Many people perceive analytics as purely data-driven. However, background plays a role in this perspective.
With AI’s rising prominence, tools like ChatGPT and Midjourney prove invaluable for rapid analytics. The integration of AI is the future. In terms of hard and soft skills, I’ve delineated them through these dimensions.
Q: Do you use any tools or technologies for your work?
I am in a distinct position as I work for an organization that emphasizes using available tools and technologies or ones we can develop in-house. While many firms opt for services from companies like Visier, OneModel, or equitable for their people analytics tools, our approach is different.

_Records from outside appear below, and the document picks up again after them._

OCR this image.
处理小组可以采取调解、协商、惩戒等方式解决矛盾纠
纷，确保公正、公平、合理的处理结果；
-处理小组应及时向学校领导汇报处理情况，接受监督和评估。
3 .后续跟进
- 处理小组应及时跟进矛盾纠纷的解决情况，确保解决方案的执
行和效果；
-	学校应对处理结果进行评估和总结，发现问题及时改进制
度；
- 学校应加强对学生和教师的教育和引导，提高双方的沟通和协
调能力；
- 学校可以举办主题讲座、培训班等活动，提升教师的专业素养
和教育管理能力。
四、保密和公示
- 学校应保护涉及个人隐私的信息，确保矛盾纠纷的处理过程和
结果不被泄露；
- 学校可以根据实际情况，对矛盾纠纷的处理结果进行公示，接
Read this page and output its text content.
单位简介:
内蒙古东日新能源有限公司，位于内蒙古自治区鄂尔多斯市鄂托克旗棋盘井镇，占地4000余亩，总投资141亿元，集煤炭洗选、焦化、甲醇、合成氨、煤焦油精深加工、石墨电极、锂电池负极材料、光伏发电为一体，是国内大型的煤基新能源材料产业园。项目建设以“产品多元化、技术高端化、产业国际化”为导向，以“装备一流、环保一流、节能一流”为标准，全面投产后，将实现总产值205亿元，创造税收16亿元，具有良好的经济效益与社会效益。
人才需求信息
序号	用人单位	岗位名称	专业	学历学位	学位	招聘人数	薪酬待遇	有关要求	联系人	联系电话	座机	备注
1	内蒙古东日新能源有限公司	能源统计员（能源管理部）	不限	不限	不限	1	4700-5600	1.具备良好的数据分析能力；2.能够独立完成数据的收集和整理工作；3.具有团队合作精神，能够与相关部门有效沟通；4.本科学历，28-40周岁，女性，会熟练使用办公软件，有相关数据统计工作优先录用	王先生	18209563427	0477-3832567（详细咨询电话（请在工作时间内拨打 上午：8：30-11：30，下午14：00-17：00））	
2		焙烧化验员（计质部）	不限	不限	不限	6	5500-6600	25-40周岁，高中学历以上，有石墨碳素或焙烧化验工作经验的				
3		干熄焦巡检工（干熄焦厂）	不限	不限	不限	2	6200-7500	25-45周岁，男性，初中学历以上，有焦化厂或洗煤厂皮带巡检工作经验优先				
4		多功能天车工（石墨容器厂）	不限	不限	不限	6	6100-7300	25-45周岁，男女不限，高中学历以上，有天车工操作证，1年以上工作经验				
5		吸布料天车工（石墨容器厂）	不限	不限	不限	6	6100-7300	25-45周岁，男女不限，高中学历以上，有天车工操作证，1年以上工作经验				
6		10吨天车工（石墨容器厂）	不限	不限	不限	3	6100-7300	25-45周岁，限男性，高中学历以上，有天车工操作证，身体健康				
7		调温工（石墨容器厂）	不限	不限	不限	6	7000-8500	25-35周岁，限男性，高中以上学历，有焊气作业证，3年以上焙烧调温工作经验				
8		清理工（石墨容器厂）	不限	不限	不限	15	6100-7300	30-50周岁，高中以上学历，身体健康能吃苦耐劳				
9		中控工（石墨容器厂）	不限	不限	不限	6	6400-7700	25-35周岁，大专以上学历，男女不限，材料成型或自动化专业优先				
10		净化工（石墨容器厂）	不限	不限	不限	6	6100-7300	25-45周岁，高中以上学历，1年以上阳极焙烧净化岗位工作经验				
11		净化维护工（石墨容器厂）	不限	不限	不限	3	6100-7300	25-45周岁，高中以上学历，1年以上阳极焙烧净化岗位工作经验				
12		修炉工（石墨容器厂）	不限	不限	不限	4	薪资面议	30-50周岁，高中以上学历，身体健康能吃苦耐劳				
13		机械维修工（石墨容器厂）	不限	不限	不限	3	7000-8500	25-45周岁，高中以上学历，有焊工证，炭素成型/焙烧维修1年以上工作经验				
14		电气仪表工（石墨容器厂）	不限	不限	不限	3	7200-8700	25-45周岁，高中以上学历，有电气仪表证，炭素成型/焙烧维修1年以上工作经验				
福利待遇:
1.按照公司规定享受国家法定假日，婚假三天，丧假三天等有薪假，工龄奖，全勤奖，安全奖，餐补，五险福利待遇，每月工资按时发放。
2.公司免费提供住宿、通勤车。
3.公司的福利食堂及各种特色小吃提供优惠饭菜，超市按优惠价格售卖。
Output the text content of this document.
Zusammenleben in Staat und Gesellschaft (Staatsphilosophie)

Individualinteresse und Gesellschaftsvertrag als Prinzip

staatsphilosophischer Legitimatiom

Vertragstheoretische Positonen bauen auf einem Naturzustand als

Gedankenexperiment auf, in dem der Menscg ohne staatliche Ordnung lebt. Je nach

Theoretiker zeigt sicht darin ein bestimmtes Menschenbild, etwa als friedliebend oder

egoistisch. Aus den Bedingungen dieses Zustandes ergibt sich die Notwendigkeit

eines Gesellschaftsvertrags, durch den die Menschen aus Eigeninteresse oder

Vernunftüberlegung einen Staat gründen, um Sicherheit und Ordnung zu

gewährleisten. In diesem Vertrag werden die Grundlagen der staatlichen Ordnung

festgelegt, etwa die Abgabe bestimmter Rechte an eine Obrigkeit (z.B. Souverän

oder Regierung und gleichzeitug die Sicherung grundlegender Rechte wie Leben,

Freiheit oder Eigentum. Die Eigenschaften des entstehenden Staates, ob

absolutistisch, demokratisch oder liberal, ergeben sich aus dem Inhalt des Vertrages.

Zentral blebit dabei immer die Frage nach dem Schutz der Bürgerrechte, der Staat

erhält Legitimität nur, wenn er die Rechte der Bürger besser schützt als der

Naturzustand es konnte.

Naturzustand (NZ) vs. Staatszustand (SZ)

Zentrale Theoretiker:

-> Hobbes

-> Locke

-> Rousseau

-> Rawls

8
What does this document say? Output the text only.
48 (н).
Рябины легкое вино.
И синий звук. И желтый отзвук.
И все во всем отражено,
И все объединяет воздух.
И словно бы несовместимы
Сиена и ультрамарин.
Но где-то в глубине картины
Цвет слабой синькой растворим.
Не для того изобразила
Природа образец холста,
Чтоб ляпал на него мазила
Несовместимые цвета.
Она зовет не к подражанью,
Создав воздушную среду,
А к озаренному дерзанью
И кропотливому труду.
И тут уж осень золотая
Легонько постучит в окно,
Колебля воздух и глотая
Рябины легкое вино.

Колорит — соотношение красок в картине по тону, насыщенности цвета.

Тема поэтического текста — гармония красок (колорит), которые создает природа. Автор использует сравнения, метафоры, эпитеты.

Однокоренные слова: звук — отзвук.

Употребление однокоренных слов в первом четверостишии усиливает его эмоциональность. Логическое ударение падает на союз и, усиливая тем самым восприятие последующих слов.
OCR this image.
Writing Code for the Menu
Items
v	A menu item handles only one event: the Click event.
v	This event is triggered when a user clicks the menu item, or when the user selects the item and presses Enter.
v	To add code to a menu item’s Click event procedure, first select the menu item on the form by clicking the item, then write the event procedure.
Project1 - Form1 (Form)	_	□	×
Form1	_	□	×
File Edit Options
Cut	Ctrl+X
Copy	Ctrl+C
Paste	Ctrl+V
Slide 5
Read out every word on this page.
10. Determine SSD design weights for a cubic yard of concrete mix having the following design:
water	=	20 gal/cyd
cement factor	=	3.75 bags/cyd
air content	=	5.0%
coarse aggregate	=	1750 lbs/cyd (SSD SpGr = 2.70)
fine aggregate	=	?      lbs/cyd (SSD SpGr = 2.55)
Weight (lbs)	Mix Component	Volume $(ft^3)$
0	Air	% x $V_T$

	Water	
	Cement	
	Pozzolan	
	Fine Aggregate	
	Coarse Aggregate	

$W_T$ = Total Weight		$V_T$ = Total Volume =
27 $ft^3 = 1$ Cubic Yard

We heavily rely on Tableau internally – which has its challenges but serves the basic purpose we need it to.
Our team has constructed an in-house people data warehouse in collaboration with a data engineer and our BI unit.
This central hub integrates data from Workday, Greenhouse, and Salesforce. Tableau is our primary dashboarding, data visualization, and dissemination tool.
Although Tableau may not offer the most advanced insights, it’s a significant leap forward considering our previous state, where we lacked a structured system or faced numerous issues. Now, we can access a range of dashboards, from workforce composition to talent management and sales data.
As we grow and evolve, we might have to reconsider whether Tableau remains our best option or if another solution becomes more apt.
A straightforward part of our toolset is Perceptyx for surveys.
They’ve recently enhanced their offerings by acquiring AI-focused companies like Cultivate AI and Humu, specializing in manager effectiveness. These acquisitions are set to revolutionize how firms, including ours, gauge employee experiences. Tableau and Perceptyx are core tools that meet our current organizational needs.
Companies with different priorities and resources might lean towards cloud-based tools, which I acknowledge are impressive.
For instance, I’m an advisor for the Eqtble team and wholly support their mission. For firms that fit their profile, partnering with such companies can save significant time and effort.
Q: Do you use any tools or technologies for external data, perhaps to benchmark competitors or to understand how companies in your business sector handle their people analytics compared to yours?
I understand that companies like Insight222, which specialize in people analytics consulting, undertake comprehensive surveys and analyses to paint a picture of the current landscape. These consulting firms produce yearly surveys, and benchmarks are available, such as PwC Saratoga, if you can invest in those tools. Prominent firms like Deloitte and McKinsey also release extensive reports on the subject. Harvard Business Review has contributed articles in this domain as well. These consulting firms collate competitive intelligence and information to present an overview. The focus isn’t necessarily on which teams excel or lag; it’s more about showcasing the percentage of companies at various stages and the practices of more successful teams.
A general observation is that the most successful people analytics teams report directly to the CHRO. Any deviation from this hierarchy may indicate that the leadership team doesn’t grasp the value of people analytics.
Addressing your earlier question about where people analytics fits in an organization, many companies have centralized analytics departments that house various teams, including marketing, IT, and people analytics. This structure can be advantageous, especially for a people analytics leader without a deep technical background. It provides exposure to technical elements and facilitates connections with other analytics groups in the company. Being embedded within the business makes interacting with other analytics teams and sharing insights consistently challenging.